From this very observation it cannot be said that the Assessing Officer had not examined the claim, therefore, the assessment order cannot be said to be erroneous for want of enquiry on the claim.

10. The courts have made a distinction between “lack of enquiry” and “inadequate enquiry”. If there was enquiry even an inadequate that would be itself give no occasion to the Commissioner to exercise the power of revision u/s 263 as held by the Hon’ble Bombay High Court in the case of CIT vs. Gabriel India Ltd., 203 ITR 108 (Bombay) and followed by the Hon’ble Delhi High Court in the case of CIT vs. Sunbeam Auto Ltd., 332 ITR 167 (Delhi) and in the case of CIT vs. Anil Kumar Sharma, 335 ITR 83 (Delhi). The relevant paragraphs of the decision of the Hon’ble Delhi High Court in the case of Sunbeam Auto Ltd. (supra) are extracted hereunder :-

“We have considered the rival submissions of the counsel on the other side and have gone through the records. The first issue that arises for our consideration is about the exercise of power by the Commissioner of Income-tax under section 263 of the Income-tax Act. As noted above, the submission of learned counsel for the revenue was that while passing the assessment order, the Assessing Officer did not consider this aspect specifically whether the expenditure in question was revenue or capital expenditure. This argument predicates on the assessment order which apparently does not give any reasons while allowing the entire expenditure as revenue expenditure. However, that by itself would not be indicative of the fact that the Assessing Officer had not applied his mind on the issue. There are judgments galore laying down the principle that the Assessing Officer in the assessment order is not required to give detailed reason in respect of each and every item of deduction, etc. Therefore, one has to see from the record as to whether there was application of mind before allowing the expenditure in question as revenue expenditure. Learned counsel for the assessee is right in his submission that one has to keep in mind the distinction between “lack of inquiry” and “inadequate inquiry”. If there was any inquiry, even inadequate, that would not by itself, give occasion to the Commissioner to pass orders under section 263 of the Act, merely because he has different opinion in the matter. It is only in cases of “lack of inquiry”, that such a course of action would be open. In Gabriel India Ltd.’s case (supra), law on this aspect was discussed in the following manner :

“. . . From a reading of sub-section (1) of section 263, it is clear that the power of suo motu revision can be exercised by the Commissioner only if, on examination of the records of any proceedings under this Act, he considers that any order passed therein by the Income-tax Officer is ‘erroneous insofar as it is prejudicial to the interests of the revenue’. It is not an arbitrary or unchartered power. It can be exercised only on fulfilment of the requirements laid down in sub-section (1). The consideration of the Commissioner as to whether an order is erroneous insofar as it is prejudicial to the interests of the revenue must be based on materials on the record of the proceedings called for by him. If there are no materials on record on the basis of which it can be said that the Commissioner acting in a reasonable manner could have come to such a conclusion, the very initiation of proceedings by him will be illegal and without jurisdiction. The Commissioner cannot initiate proceedings with a view to starting fishing and roving enquiries in matters or orders which are already concluded. Such action will be against the well-accepted policy of law that there must be a point of finality in all legal proceedings, that stale issues should not be reactivated beyond a particular stage and that lapse of time must induce repose in and set at rest judicial and quasi-judicial controversies as it must in other spheres of human activity. [See : Parashuram Pottery Works Co. Ltd. v. ITO[1977] 106 ITR 1 (SC) at page 10]. ”
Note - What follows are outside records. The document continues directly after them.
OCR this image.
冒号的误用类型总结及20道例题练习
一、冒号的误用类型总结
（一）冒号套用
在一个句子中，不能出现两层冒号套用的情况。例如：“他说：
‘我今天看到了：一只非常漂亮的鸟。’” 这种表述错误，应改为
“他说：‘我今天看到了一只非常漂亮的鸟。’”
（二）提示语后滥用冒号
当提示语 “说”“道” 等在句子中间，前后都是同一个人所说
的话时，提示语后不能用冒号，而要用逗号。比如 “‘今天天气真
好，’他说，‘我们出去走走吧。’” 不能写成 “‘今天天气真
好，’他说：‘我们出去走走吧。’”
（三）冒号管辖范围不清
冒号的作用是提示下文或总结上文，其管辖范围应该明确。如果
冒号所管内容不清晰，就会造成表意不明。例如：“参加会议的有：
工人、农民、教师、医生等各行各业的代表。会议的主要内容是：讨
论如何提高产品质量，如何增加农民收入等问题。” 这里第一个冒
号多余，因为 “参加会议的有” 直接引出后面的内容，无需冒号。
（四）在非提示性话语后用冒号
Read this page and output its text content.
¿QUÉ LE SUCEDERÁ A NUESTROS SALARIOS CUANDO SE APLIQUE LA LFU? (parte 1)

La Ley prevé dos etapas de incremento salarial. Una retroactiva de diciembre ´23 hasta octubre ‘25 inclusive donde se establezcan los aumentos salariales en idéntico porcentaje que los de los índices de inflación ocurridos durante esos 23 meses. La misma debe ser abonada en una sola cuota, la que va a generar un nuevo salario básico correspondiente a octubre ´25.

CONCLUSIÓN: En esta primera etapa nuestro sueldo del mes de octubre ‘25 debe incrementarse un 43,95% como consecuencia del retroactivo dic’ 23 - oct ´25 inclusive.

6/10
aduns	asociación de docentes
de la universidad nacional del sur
11. Further, we find that the ld. Pr.CIT had not brought on record any material to show that the claim made for deduction u/s 54B is not allowable to the assessee. The power of revision u/s 263 cannot be exercised with a view to initiate a roving and fishing enquiry in the matters which we have already concluded. In this regard, the observation made by the Hon’ble Supreme Court in the case of Parashuram Pottery Works Co. Ltd. vs. ITO, 106 ITR 1 (SC) is reproduced hereunder :-

“From the aforesaid definitions it is clear that an order cannot be termed as erroneous unless it is not in accordance with law. If an Income-tax Officer acting in accordance with law makes a certain assessment, the same cannot be branded as erroneous by the Commissioner simply because, according to him, the order should have been written more elaborately. This section does not visualise a case of substitution of the judgment of the Commissioner for that of the Income-tax Officer, who passed the order unless the decision is held to be erroneous. Cases may be visualised where the Income-tax Officer while making an assessment examines the accounts, makes enquiries, applies his mind to the facts and circumstances of the case and determines the income either by accepting the accounts or by making some estimate himself. The Commissioner, on perusal of the records, may be of the opinion that the estimate made by the officer concerned was on the lower side and left to the Commissioner he would have estimated the income at a figure higher than the one determined by the Income-tax Officer. That would not vest the Commissioner with power to re-examine the accounts and determine the income himself at a higher figure. It is because the Income-tax Officer has exercised the quasi-judicial power vested in him in accordance with law and arrived at conclusion and such a conclusion cannot be termed to be erroneous simply because the Commissioner does not feel satisfied with the conclusion. . . . There must be some prima facie material on record to show that tax which was lawfully exigible has not been imposed or that by the application of the relevant statute on an incorrect or incomplete interpretation a lesser tax than what was just has been imposed.”

12. Since in the light of the above circumstances, we are of the considered opinion that the Assessing Officer had allowed the claim for deduction u/s 54B of the Act after due verification and examination of the details filed before the Assessing Officer and it cannot be said that there is total lack of enquiry on the part of the Assessing Officer while allowing the claim of the assessee. Therefore, the assessment order cannot be termed as “erroneous”. There is no material on record indicating that the appellant had not satisfied the conditions laid down under the provisions of the Act for claiming exemption u/s 54B of the Act. Therefore, the assessment order cannot be branded as “erroneous” and “prejudicial to the interests of the revenue”. Thus, the ld. Pr.CIT is not justified in exercising the power of revision u/s 263 of the Act and order passed u/s 263 by the ld. Pr.CIT is hereby set-aside. Accordingly, the grounds of appeal raised by the assessee stand allowed.

13. In the result, the appeal filed by the assesses stands allowed.

Order pronounced on this 30thday of June, 2022.